Nora shot me a wary look.

“Here’s what I can tell you,” Cleo went on, clearing her throat. “Scrape the trick off with a knife or razor blade. Make sure it doesn’t touch your skin. Wrap it in newspaper and throw the materials away at a crossroads or a freshwater river.”

“Guess that rules out the Hudson.”

“I’ll also give you some reversing candles.” She headed to the back again, crouching beside a cabinet, digging through shelves. “Again, I really don’t have experience with this.
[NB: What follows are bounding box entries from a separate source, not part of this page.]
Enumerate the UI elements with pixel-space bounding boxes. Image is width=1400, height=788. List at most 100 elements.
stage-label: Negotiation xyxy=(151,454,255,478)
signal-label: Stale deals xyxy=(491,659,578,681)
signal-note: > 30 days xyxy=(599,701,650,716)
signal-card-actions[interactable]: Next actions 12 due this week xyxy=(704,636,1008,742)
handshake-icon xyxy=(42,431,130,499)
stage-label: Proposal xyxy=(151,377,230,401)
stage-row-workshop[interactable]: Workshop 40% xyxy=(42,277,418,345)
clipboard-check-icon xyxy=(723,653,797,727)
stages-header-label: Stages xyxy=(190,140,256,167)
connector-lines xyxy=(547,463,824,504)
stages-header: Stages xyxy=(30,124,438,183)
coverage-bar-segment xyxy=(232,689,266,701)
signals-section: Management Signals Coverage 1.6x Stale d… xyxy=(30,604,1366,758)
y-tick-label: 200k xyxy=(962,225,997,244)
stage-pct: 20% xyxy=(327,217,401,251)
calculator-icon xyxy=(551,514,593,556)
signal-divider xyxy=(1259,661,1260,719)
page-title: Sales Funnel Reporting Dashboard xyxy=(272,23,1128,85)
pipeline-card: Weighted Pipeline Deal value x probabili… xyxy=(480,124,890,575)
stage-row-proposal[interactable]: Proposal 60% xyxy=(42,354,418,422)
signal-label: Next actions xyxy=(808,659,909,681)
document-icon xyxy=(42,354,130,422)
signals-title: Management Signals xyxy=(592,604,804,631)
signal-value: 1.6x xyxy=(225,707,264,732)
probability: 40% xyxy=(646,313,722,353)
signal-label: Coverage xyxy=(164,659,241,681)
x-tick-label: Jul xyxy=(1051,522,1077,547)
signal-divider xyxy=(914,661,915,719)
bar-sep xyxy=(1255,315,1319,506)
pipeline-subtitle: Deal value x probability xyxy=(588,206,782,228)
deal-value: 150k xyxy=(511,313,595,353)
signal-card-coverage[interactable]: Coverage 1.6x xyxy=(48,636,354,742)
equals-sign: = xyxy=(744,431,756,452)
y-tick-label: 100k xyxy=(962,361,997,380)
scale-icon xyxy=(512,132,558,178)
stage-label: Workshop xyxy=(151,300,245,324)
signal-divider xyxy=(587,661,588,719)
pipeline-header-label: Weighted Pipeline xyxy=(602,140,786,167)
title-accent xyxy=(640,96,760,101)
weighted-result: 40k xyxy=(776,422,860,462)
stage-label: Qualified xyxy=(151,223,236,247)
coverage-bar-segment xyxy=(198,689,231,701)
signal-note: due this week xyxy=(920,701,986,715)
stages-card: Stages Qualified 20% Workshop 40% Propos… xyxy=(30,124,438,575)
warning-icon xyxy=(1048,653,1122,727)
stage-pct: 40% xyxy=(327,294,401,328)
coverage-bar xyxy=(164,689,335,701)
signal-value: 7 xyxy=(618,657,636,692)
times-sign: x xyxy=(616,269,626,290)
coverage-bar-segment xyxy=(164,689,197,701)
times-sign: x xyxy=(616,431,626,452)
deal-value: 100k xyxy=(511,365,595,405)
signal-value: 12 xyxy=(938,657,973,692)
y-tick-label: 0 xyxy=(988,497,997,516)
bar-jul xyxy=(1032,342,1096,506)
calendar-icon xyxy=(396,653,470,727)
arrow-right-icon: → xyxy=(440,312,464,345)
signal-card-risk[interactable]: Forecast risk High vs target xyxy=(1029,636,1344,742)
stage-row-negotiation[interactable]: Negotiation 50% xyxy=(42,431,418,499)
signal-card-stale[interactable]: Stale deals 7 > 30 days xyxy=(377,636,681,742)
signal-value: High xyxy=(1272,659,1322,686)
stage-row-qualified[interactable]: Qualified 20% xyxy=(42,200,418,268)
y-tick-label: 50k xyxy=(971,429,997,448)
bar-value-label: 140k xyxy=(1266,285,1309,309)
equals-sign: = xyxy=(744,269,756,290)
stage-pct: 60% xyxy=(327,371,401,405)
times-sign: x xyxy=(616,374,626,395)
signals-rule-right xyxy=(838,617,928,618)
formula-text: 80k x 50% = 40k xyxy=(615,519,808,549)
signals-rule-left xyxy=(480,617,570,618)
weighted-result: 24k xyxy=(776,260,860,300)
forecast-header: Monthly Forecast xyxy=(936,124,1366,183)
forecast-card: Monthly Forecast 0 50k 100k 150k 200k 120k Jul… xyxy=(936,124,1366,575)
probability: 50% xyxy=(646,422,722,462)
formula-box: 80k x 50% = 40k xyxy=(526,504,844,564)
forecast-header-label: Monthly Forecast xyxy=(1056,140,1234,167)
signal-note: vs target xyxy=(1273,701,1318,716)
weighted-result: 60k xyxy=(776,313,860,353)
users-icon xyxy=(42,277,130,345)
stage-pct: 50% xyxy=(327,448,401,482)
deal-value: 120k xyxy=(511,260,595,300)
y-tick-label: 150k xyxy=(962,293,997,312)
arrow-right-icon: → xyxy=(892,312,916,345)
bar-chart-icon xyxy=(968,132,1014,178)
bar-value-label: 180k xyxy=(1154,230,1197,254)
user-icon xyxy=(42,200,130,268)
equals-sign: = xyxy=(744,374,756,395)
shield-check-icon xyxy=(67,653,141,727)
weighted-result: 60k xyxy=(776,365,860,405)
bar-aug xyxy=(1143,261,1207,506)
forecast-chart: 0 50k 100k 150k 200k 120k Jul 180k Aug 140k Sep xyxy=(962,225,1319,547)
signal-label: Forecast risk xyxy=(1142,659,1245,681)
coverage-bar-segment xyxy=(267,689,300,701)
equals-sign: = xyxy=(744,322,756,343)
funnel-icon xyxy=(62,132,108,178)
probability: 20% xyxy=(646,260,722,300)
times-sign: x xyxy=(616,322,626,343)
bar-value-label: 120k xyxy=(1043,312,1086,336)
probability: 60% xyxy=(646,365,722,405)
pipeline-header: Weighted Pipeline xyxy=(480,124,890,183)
You should consult a witch doctor with a specialty in black magic.”

“Where do we find one of those? Disney World?”

“Google it. Some names will come up. But all the really legit ones are in the Louisiana bayou.” Cleo returned to the table, handing Nora two candles, black by the wick, white at the base.

“How much are those setting us back? A couple hundred bucks?”

“No charge. It’s unethical to charge people who come in suffering from dark magic, kind of like someone coming into the emergency room with a fatal gunshot wound. You do what you can to save their life. Money’s irrelevant.”

Thoughtfully rolling her tiger’s-tooth pendant between her fingers, Cleo watched us pull on our shoes. Nora, collecting the candles, explained that it had actually been three of us who’d been inside the room, so Cleo dug out a third reversing candle and then escorted us back through the store.

It was even more crowded. A dapper elderly couple inspected the skull candles. Four teenage girls browsed incense. A young man with the desperately preppy look of an unemployed Wall Street analyst perused a pamphlet: Enchantments’ Fall Class Schedule.

Magic was all fun and games until you had the H-bomb of spell materials on the bottom of your shoes.

Dexter must have given the orange-haired kid at the register the lowdown, because they stared in fascination as we filed past them.

Cleo opened the door for us, shooing away the Persian cat.

“Good luck,” she said.

“Thanks,” said Nora bleakly, stepping outside. I paused.

“What if I don’t buy any of this? I was raised Catholic.”

Cleo stared at me blankly, though for a moment, I swore I caught an amused gleam in her black eyes.

“Then I guess you have nothing to worry about.”

She slammed the door closed with a preoccupied expression and darted through the milling crowd, doubtless racing to her red-light lair at the back of the shop.





46


“You think we’re going to die?” asked Nora nervously as we moved up the Enchantments steps.